Goodrich hopes to be ‘positive influence’ at Kenwood
Cherokee Nation citizen and former professional basketball player Angel Goodrich helps tutor three Kenwood Public School students with their math assignments on Oct. 1. Goodrich works at the school through an American Indian Resource Center grant to assist students with classwork and athletics. LINDSEY BARK/CHEROKEE PHOENIX
KENWOOD – Cherokee Nation citizen and former professional basketball player Angel Goodrich is working with Kenwood Public School in Delaware County through an American Indian Resource Center grant called “National Youth Community Initiative,” in partnership with the Cherokee Nation Foundation, to help tutor students and work with them in athletics.
Kenwood Superintendent Billy Taylor said the school partnered with AIRC and received aid from a grant in 2017 that helped bring Goodrich and another teaching assistant to the school.
“They contacted me a couple of years ago about a grant they were writing and wanted to know if we’d be involved. I said of course, you know, anything that would bring funds to the school, assist us,” Taylor.
Taylor added that Kenwood is one of the smallest schools in the northeast Oklahoma area with a current enrollment of 97 students, and “probably one of the poorer schools” in the state. He said there is no real tax base for the school to receive the funding it truly needs.
He said the AIRC grant and a Google grant that was received has really helped the school purchase new computers, hire teaching assistants and buy equipment for the STEM (Science, Technology, Engineering and Mathematics) program.
“It’s a battle all the time. But things like AIRC and getting this Google grant, we’re really in a good place this year to really do a lot of things. We’ll be doing some robotics competitions and just getting our kids exposed to things they hadn’t been exposed to previously. So its really very positive,” he said.
AIRC Executive Director Pam Iron said AIRC approached Kenwood about the grant two years prior and Goodrich came to the school this year when Kenwood was in need of another teaching assistant.

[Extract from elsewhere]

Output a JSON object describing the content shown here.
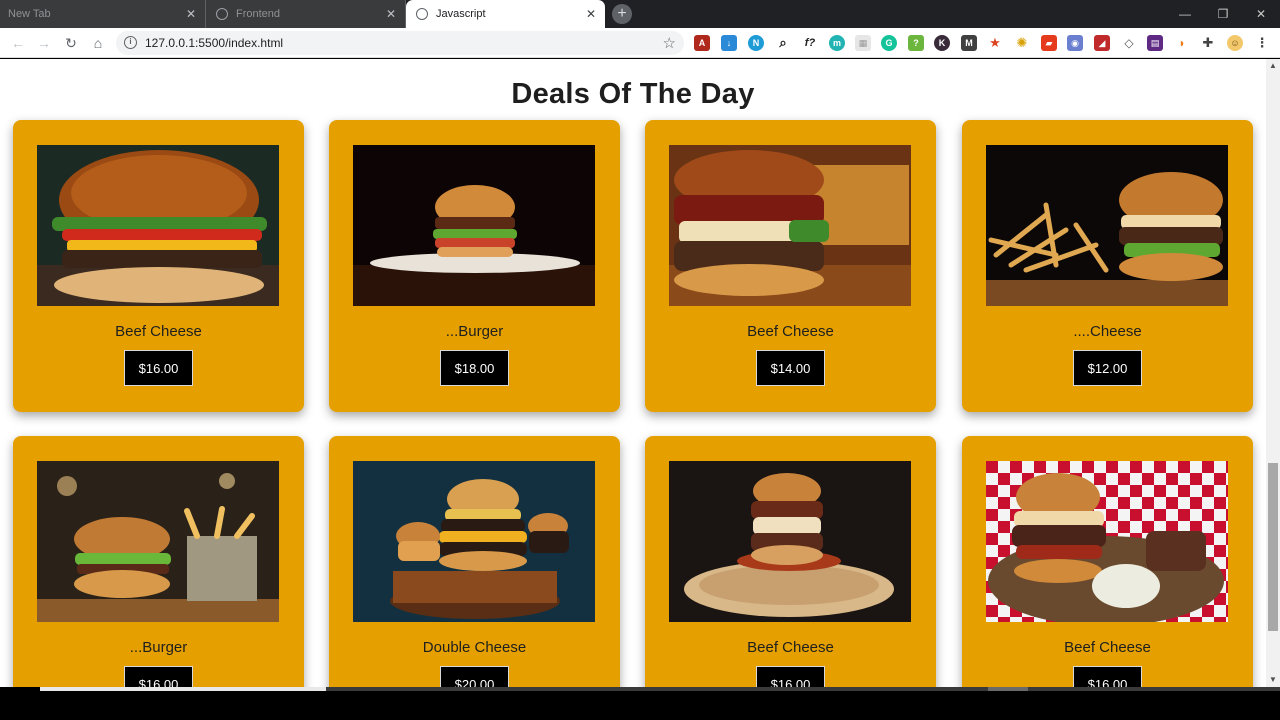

“One of the components (of the grant) is called inclusion teaching, and it’s basically to have other individuals in a classroom that can work with students that may be just a little bit behind or just need a little bit extra attention,” Iron said. “Our philosophy is, of course, if our youth see a person of their background and of their tribe that has been successful that this will be an inspiration to them and this is really evidenced based. So we had provided this component.”
Goodrich said helping in the classroom is new for her but she wants to be a “positive influence.”

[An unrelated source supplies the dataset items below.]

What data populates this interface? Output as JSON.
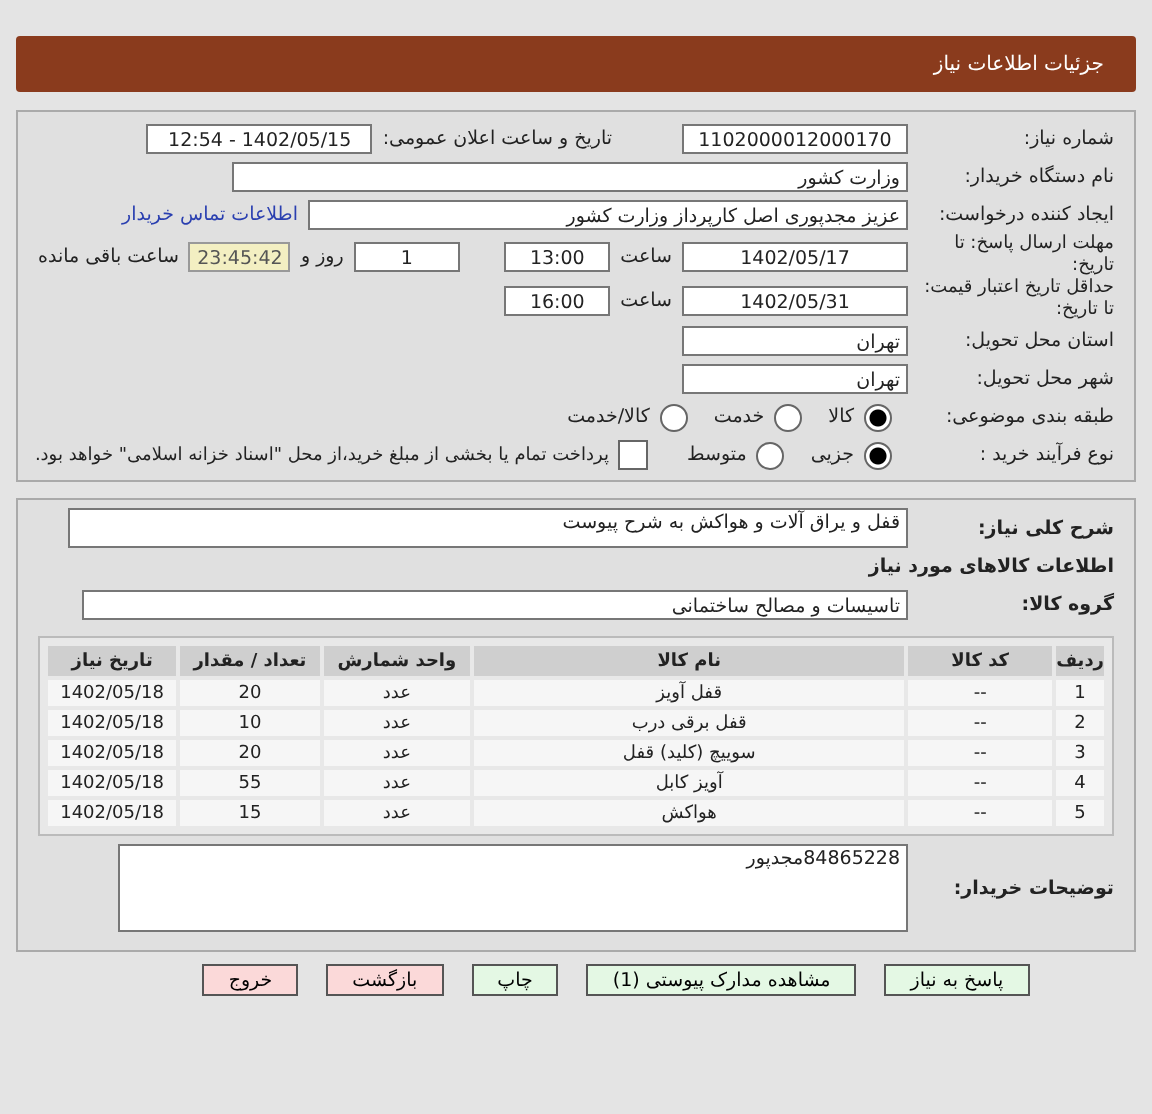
{
  "header": {
    "title": "جزئیات اطلاعات نیاز"
  },
  "info": {
    "need_number": {
      "label": "شماره نیاز:",
      "value": "1102000012000170"
    },
    "announce": {
      "label": "تاریخ و ساعت اعلان عمومی:",
      "value": "1402/05/15 - 12:54"
    },
    "buyer": {
      "label": "نام دستگاه خریدار:",
      "value": "وزارت کشور"
    },
    "creator": {
      "label": "ایجاد کننده درخواست:",
      "value": "عزیز مجدپوری اصل کارپرداز وزارت کشور",
      "link": "اطلاعات تماس خریدار"
    },
    "deadline": {
      "label": "مهلت ارسال پاسخ: تا تاریخ:",
      "date": "1402/05/17",
      "time_label": "ساعت",
      "time": "13:00",
      "days": "1",
      "days_label": "روز و",
      "remaining": "23:45:42",
      "remaining_label": "ساعت باقی مانده"
    },
    "validity": {
      "label": "حداقل تاریخ اعتبار قیمت: تا تاریخ:",
      "date": "1402/05/31",
      "time_label": "ساعت",
      "time": "16:00"
    },
    "province": {
      "label": "استان محل تحویل:",
      "value": "تهران"
    },
    "city": {
      "label": "شهر محل تحویل:",
      "value": "تهران"
    },
    "category": {
      "label": "طبقه بندی موضوعی:",
      "options": [
        {
          "label": "کالا",
          "selected": true
        },
        {
          "label": "خدمت",
          "selected": false
        },
        {
          "label": "کالا/خدمت",
          "selected": false
        }
      ]
    },
    "process": {
      "label": "نوع فرآیند خرید :",
      "options": [
        {
          "label": "جزیی",
          "selected": true
        },
        {
          "label": "متوسط",
          "selected": false
        }
      ],
      "payment": {
        "label": "پرداخت تمام یا بخشی از مبلغ خرید،از محل \"اسناد خزانه اسلامی\" خواهد بود.",
        "checked": false
      }
    }
  },
  "details": {
    "description": {
      "label": "شرح کلی نیاز:",
      "value": "قفل و یراق آلات  و هواکش به شرح پیوست"
    },
    "goods_title": "اطلاعات کالاهای مورد نیاز",
    "group": {
      "label": "گروه کالا:",
      "value": "تاسیسات و مصالح ساختمانی"
    },
    "table": {
      "columns": [
        "ردیف",
        "کد کالا",
        "نام کالا",
        "واحد شمارش",
        "تعداد / مقدار",
        "تاریخ نیاز"
      ],
      "rows": [
        [
          "1",
          "--",
          "قفل آویز",
          "عدد",
          "20",
          "1402/05/18"
        ],
        [
          "2",
          "--",
          "قفل برقی درب",
          "عدد",
          "10",
          "1402/05/18"
        ],
        [
          "3",
          "--",
          "سوییچ (کلید) قفل",
          "عدد",
          "20",
          "1402/05/18"
        ],
        [
          "4",
          "--",
          "آویز کابل",
          "عدد",
          "55",
          "1402/05/18"
        ],
        [
          "5",
          "--",
          "هواکش",
          "عدد",
          "15",
          "1402/05/18"
        ]
      ]
    },
    "notes": {
      "label": "توضیحات خریدار:",
      "value": "84865228مجدپور"
    }
  },
  "buttons": [
    {
      "label": "پاسخ به نیاز",
      "kind": "green"
    },
    {
      "label": "مشاهده مدارک پیوستی (1)",
      "kind": "green"
    },
    {
      "label": "چاپ",
      "kind": "green"
    },
    {
      "label": "بازگشت",
      "kind": "red"
    },
    {
      "label": "خروج",
      "kind": "red"
    }
  ]
}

“Being in this role and being around kids, I just want to be a positive influence, someone they can look up to and they obviously look up to me in sports. So, coming here and being in this kind of atmosphere as far as a classroom, I want them to see the other side as far as student instead of athlete. A lot of kids I’ve worked with, they’re good and they have potential in sports, but they don’t really want to work. So I want them to see the importance of being a student-athlete and student coming first before the athlete,” Goodrich said.
Goodrich tutors students fifth through eighth grades in the morning and helps grades third through eighth in the afternoons in athletics and assisting the head coach.
She attended Sequoyah High School where she helped lead the Lady Indians to three state champions in basketball. She attended the University of Kansas where she majored in applied behavioral sciences and received much recognition in basketball including all-time leader in assists, a finalist for the Lieberman Award, and being an All-Big 12 First Team pick. After college, she was drafted 29th overall in the 2013 WNBA draft and she played with WNBA teams Tulsa Shock and Seattle Storm. She is currently working with AIRC on several upcoming leadership projects.
“With Angel I’m sure that there will be a great effect as the tutor. But I think there will be a larger impact on providing a really positive role model. Us as teachers we are role models but not the same as someone young that’s been as successful as her and a little more closer to our students age, and they identify (with) and look up to good athletes,” Taylor said.